One big plus from the symposium is looking for new ways that WBWS sea turtle work can be put to research/conservation use, such as possibly contributing samples from our dead cold-stuns toward a study of a blood test for sexing sea turtles. At the moment, determining the sex of an immature sea turtle generally can’t be done unless the turtle is necropsied.
I attended two workshops. One focused on learning more about male sea turtles, which are difficult to study because they don’t come ashore to nest. Research on males would help give a better picture of overall sex ratios and male reproductive behavior, both of which are crucial to achieving a sustainable sea turtle population.
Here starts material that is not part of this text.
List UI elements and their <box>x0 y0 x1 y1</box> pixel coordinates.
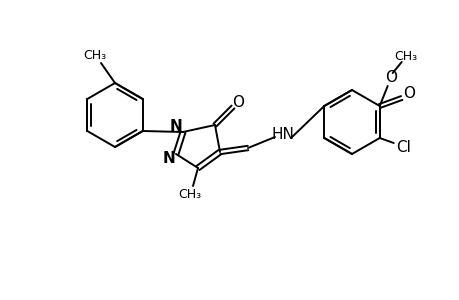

The other workshop discussed proposed changes to the US Endangered Species Act, which has protected many species, including sea turtles, since the act was passed in 1973. These changes could take effect as early as this summer. One of the biggest changes under consideration would weaken the definition of a “take”, that is, the number of turtles injured or killed, for instance, as by-catch in commercial fishing or human activity on nesting beaches.
Despite some of the sobering news on the conservation front, it was gratifying to talk to staff from different sea turtle rehab facilities who care for some of the Cape Cod cold-stuns. Five of our cold-stunned loggerheads are in rehab at the South Carolina Aquarium, and hopefully they will all be released in the coming months.